そのうえ、戦後初めて米国大統領が北朝鮮に足を踏み入れたのだから、次は金正恩が渡米するのが答礼儀式となる。だからこそトランプは「制裁解除はしないが」、金をワシントンへ招待すると言ったのである。

 トランプ・金会談で決まったことはと言えば、打ち合わせを再開するための専門チームを二、三週間以内に組織し、その責任者にはポンペオ国務長官があたること。
そのうえ「非核化は急がない」と、従来の姿勢を大きく後退させたことに留意しておくべきだろう。つまり米国は「長距離ミサイル」に深い関心があるが、もはや核弾頭の廃棄の「完全な検証可能な実施」には拘っていないことを示唆している。
まして日本人拉致問題への言及はなかったようである。

 G20大阪の最終日に「金正恩委員長と会うかも知れない」とトランプは唐突にアドバルーンをあげたのも、メディアの関心を引きつけるためだった。
ツィッターで「二分でも良いから」としたメッセージを金正恩が受け止めた可能性があり、「会談は実現するかも知れない」と含みを持たせた。軽佻浮薄、付和雷同型のジャーナリストと、とりわけ画面効果を追うだけのテレビの関心が、奈辺にあるか、トランプは重々承知の上での、劇的な効果を狙った。
プロレスの応援団長や、テレビ討論番組の司会を通して、トランプはテレビの扱い方をじつによく把握しているのだ。
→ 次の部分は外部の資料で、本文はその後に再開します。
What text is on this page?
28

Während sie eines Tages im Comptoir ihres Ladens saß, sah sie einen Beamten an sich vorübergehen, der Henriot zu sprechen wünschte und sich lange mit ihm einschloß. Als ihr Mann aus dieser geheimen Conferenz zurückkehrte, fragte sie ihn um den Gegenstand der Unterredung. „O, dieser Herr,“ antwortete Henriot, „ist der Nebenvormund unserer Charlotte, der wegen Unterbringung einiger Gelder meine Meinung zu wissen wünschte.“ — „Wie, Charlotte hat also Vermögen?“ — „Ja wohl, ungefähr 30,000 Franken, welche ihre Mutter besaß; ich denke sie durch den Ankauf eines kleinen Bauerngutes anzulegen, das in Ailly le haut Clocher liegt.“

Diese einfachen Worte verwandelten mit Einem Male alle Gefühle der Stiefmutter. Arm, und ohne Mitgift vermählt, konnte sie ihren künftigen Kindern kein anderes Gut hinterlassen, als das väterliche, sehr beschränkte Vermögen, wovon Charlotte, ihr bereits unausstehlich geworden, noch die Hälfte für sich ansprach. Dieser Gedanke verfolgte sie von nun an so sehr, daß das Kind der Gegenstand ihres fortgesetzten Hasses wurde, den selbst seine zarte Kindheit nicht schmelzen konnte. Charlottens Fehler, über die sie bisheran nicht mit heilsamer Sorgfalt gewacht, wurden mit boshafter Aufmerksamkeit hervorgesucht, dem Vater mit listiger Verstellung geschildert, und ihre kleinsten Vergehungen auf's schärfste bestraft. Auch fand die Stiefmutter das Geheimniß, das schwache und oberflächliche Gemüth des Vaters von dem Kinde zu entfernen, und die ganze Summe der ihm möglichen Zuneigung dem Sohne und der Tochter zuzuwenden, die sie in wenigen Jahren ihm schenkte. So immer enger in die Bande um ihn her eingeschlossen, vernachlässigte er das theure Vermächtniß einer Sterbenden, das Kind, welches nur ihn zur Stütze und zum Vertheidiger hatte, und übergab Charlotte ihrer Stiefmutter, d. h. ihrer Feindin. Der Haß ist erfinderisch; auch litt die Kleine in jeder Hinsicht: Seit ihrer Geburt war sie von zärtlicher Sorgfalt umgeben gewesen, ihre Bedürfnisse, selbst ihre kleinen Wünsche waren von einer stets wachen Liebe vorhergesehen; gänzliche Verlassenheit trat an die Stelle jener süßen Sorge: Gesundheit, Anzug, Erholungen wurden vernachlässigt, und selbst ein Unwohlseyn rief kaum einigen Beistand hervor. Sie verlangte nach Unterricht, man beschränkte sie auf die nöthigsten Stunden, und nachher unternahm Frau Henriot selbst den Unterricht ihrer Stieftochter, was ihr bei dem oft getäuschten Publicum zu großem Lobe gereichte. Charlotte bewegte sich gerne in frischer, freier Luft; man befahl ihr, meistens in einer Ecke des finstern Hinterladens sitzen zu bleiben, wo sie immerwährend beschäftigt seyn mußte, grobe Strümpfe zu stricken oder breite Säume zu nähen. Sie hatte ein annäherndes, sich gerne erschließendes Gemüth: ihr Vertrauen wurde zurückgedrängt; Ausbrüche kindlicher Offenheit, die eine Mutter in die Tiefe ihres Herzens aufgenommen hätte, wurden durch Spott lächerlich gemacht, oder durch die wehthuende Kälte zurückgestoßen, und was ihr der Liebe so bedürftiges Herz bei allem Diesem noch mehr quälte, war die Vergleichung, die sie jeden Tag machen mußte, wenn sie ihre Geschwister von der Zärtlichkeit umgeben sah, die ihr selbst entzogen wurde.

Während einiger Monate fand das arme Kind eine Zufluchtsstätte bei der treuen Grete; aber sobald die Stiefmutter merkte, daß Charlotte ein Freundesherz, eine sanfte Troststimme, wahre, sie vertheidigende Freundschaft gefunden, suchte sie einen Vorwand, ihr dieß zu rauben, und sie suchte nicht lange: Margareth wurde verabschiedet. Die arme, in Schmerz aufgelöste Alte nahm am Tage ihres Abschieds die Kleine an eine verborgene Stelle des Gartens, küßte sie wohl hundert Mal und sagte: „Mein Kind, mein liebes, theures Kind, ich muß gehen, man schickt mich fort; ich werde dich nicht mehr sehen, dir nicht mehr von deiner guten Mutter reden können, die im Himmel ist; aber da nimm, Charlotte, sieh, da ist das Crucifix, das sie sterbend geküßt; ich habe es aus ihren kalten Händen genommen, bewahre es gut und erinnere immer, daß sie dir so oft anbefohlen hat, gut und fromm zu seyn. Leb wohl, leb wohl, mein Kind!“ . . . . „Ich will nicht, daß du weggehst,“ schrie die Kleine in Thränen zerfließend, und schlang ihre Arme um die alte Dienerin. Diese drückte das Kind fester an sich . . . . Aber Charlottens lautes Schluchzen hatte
 さて一番むくれるはずの韓国は、結果的に随分と莫迦にされたものだが、そのことに気がついている様子がない。
 トランプは韓国訪問といっても、驚くなかれ青瓦台に立ち寄りもせず、公式晩餐会も拒否し、文在寅とは板門店で「立話」をしただけだった。米朝会談の主目的を果たすや、さっさとヘリコプターで米軍基地へ飛び、そのまま帰国してしまったではないか。

 そでにされたことには触れず「半島に平和が来る」などと騒ぎ、日本はお祭り騒ぎ、冷静な解説がどこにも見あたらない。
 米国ではルビオ上院議員らがトランプの接触を批判したが、声は大きくない。
 おそらく最も臍を噛んだのは中国の習近平だろう。先月に突如ピョンヤンを訪問して、金正恩とあったばかりだから、北朝鮮の綱渡りには立腹しているのではないのか。

 おなじく蚊帳の外はプーチンメルケル、メィ、モディ、モリソンらだろうが、批判を控えている。

 それにしても「思いつき」で「一日で決まるとは思わなかった」などと表面は取り繕っているが、春頃から親書の往復がワシントンとピョンヤンの間に交わされていた。

そのうえでG20に来日が決まったときも、トランプは韓国には立ち寄る予定がないと言っていた。韓国訪問を土壇場で追加した。そのときに、おそらく米朝会談の段取りは設定されていたのだ。